1a) FWIW, if your app on server A was a Java app, I would know how to propose enabling Java to log the "tls handshake", and I'd know how to tell you where to find that log, and then how to interpret it. But since your server A is .net, I don't know how to do those things in .net. Again, perhaps someone else will...or that may be a clue you could use to find that info.
2) But back to what you shared in reply...
a) I can confirm that for the ssl analyzer report for each of those 4 IP addresses, they did all report the same info (same tls, ciphers, etc.), so at least if we can trust that to be an authoritative confirmation, it doesn't seem you'd get different results from the different servers. We can't KNOW, but we can move on.
b) You refer to success using postman, but I'll say first that's like confirming that the request worked in your browser. If that postman is on your local machine, then it's not quite the "same" test. And second, how things work even from a browser "on the server" (the one running your .net app) can be different from how any browser or postman works. Each of those can have their own networking capabilities (including tls, etc.) that differ from what a .NET would have.

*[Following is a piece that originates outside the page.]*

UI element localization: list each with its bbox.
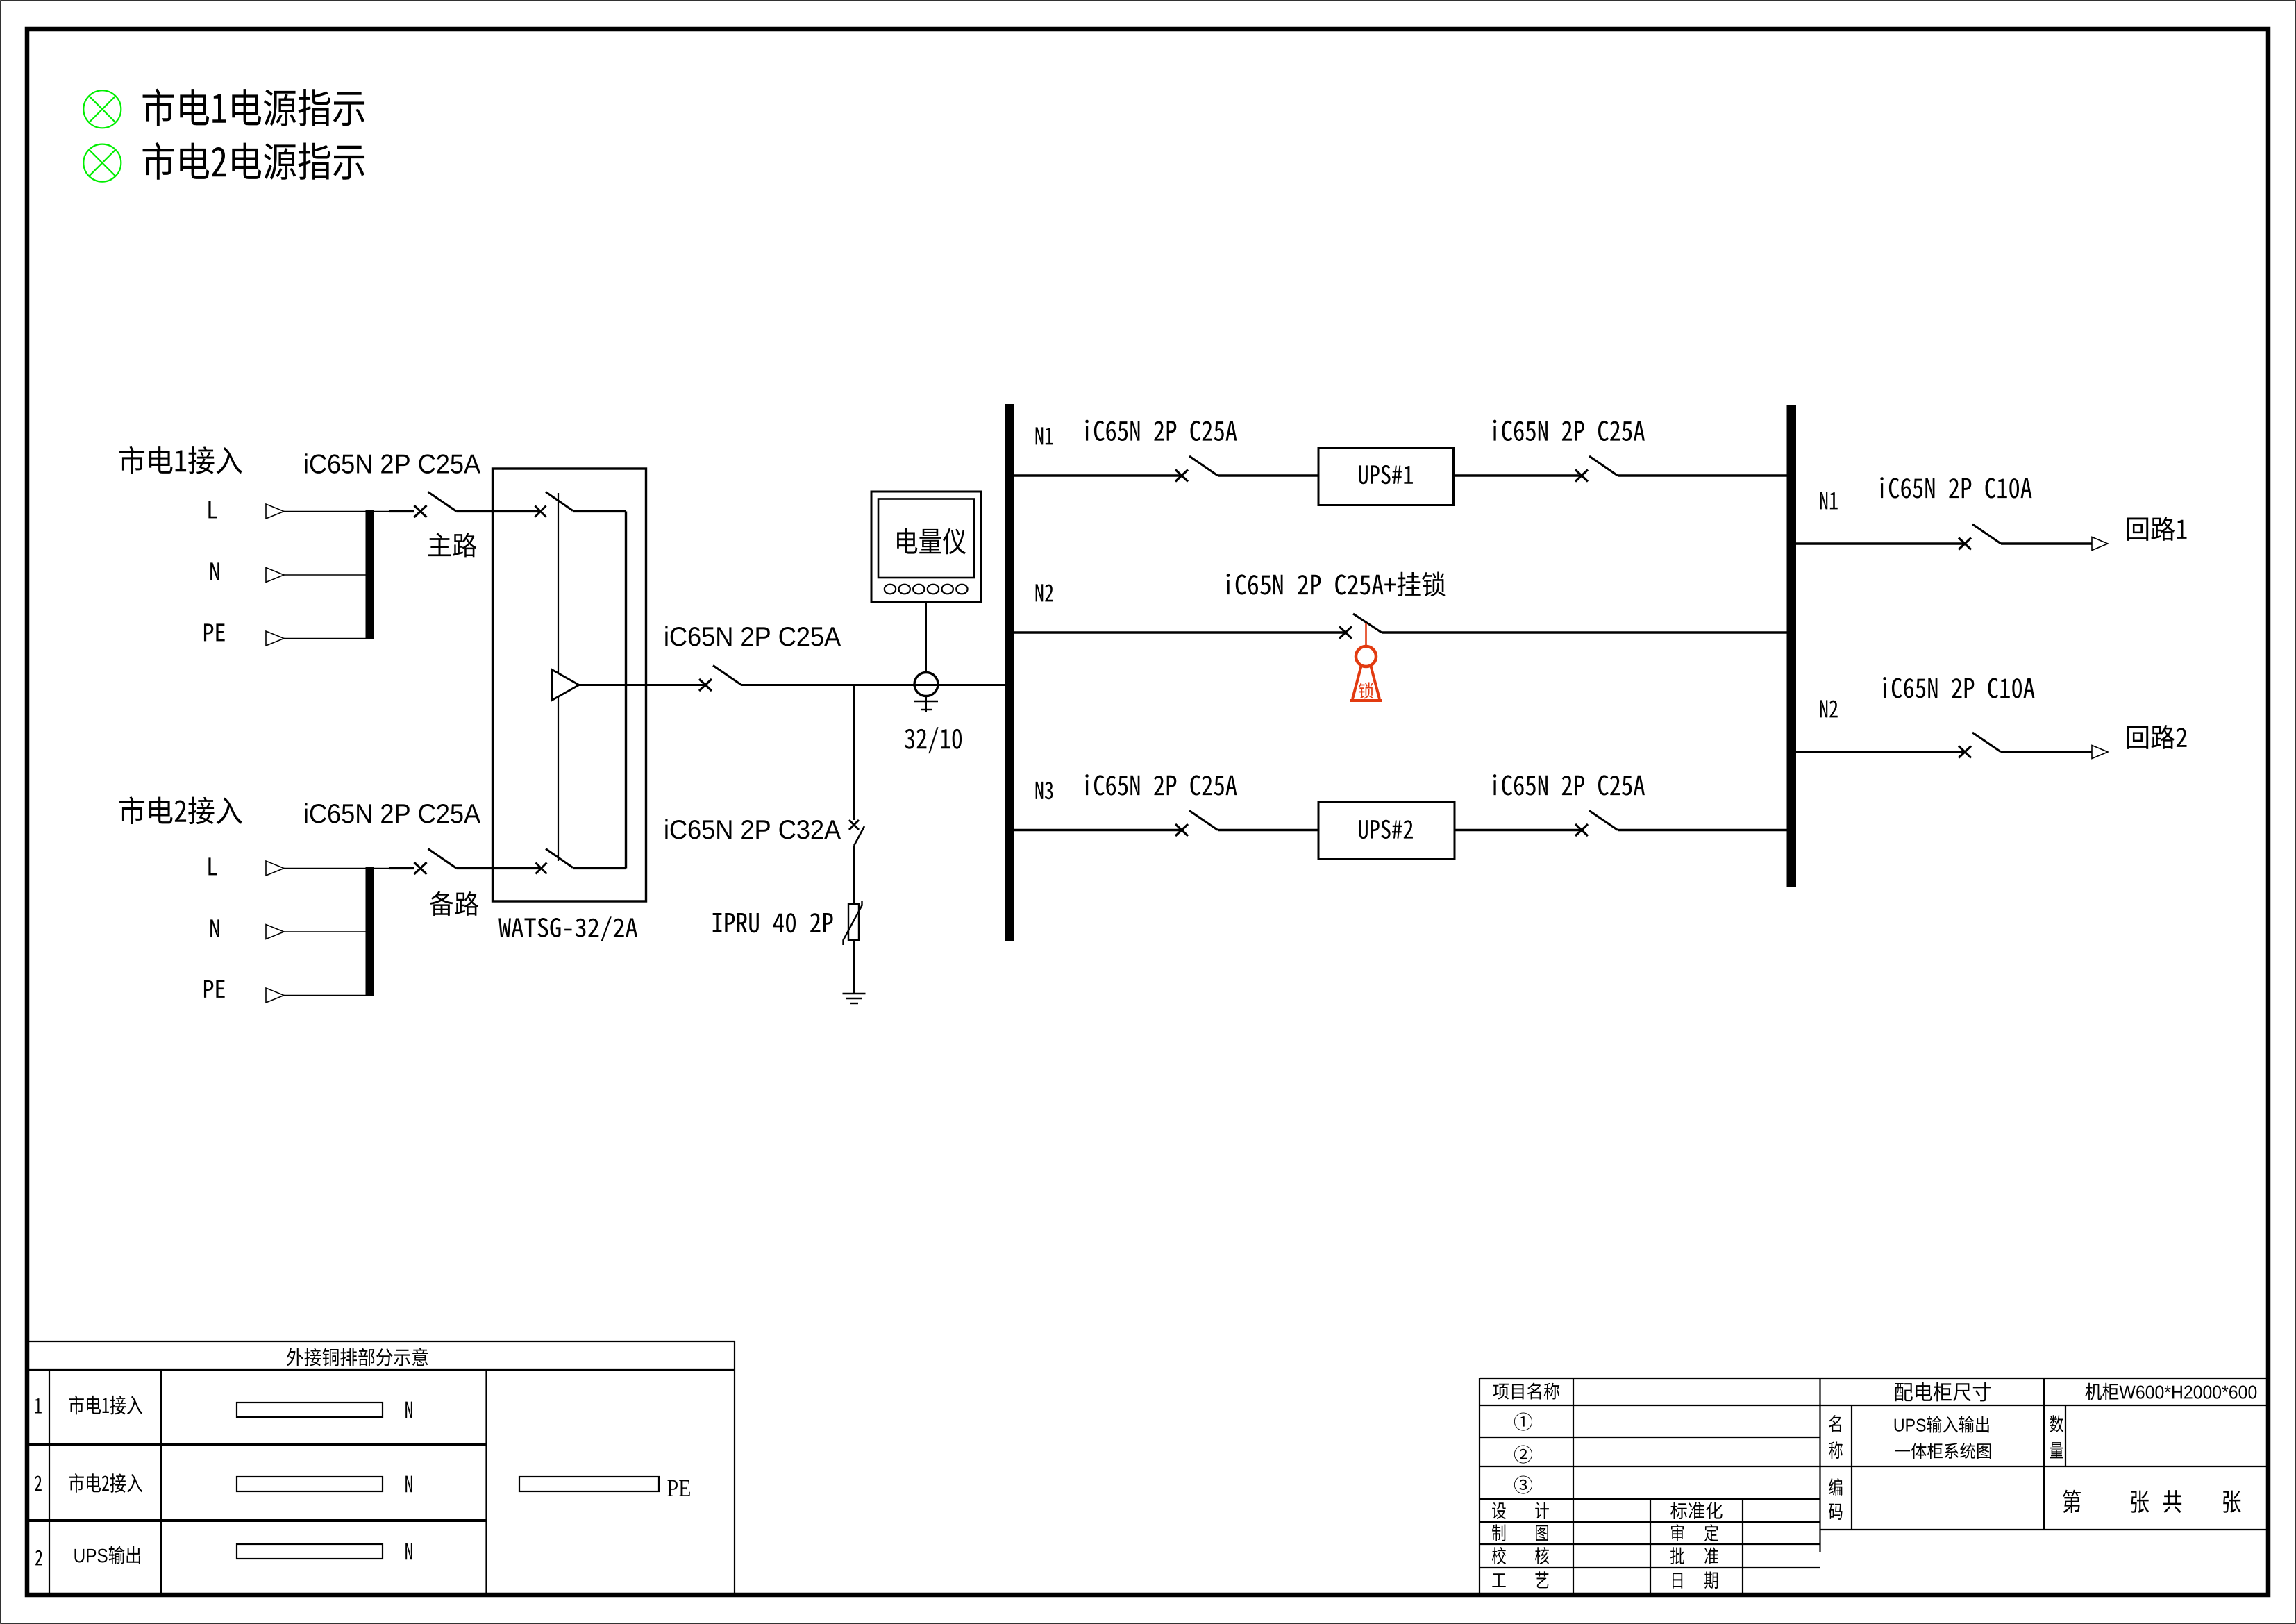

c) You refer to possibly changing (via config) what .net version your app uses. I had asked about .net versions back in July, above. What .net versions are available on your server? I had discussed how indeed some had different TLS versions they could or would support.
3) Indeed, as for possible solutions, let me note that I found a helpful SO post with several DIFFERENT ones to consider (different answers, with differing votes of success, each solving again different problems). Since we don't yet know what yours is, you should at least read it and decide if perhaps any are worth you trying. Some are code changes (changing the tls version used, whether raising or lowering it), while some are config file changes (such as controlling what .net version your app uses). Some are about certs and permissions issues related to those.
There's even a discussion there of what may be the equivalent to the handshake debugging, with the Microsoft Message Analyzer. But I don't know that I'd go to that first, if I were you. :-)
Let us know if you consider and try any of those (and perhaps confirm which don't work). The answer may be with one of those.
ASKER
I am attempting this now.
Wondering if it needs rights to the certificate. I can RDP into the server at the hosting company but can't make the changes that this requires. So I am waiting for hosting co to contact me back currently
You say you're calling using tls 1.1, but that you have "scanned server to make sure it supports the protocol and it does" .
Note first that that scan would likely be reporting whatever (for that server) serves as the public entry point to the server. That may be a web server there (like iis), or it may even be some other intermediate gateway (like cloudflare or a load balancer) that might then pass the request on to the actual app that is processing the api call.
But I will note that if that "actual app that processes the api call" may be a Java-based app server (regardless of your .Net client), then starting with updates in Apr 2021, Java (8, 11, 17 and above) now by default rejects communication via tls 1.1 or earlier. I know 100% for sure that affects calls OUT of Java, but I can see how it would affect also a call IN to Java. I'd not ever tested the latter (and I'm on a phone as I write), but this seems worth your considering as a possible explanation.
Some good news is that that is configurable, via a line in a java.security properties file on the server (whose location changes depending on whether on Java 8, or 11 or above). I have a blog post with the details.
So instead I'd wonder: have you tried yet to call via tls 1.2 or above? I know you felt it was not "needed", but if it works, this may have been the issue.
Let us know how it goes or what you think.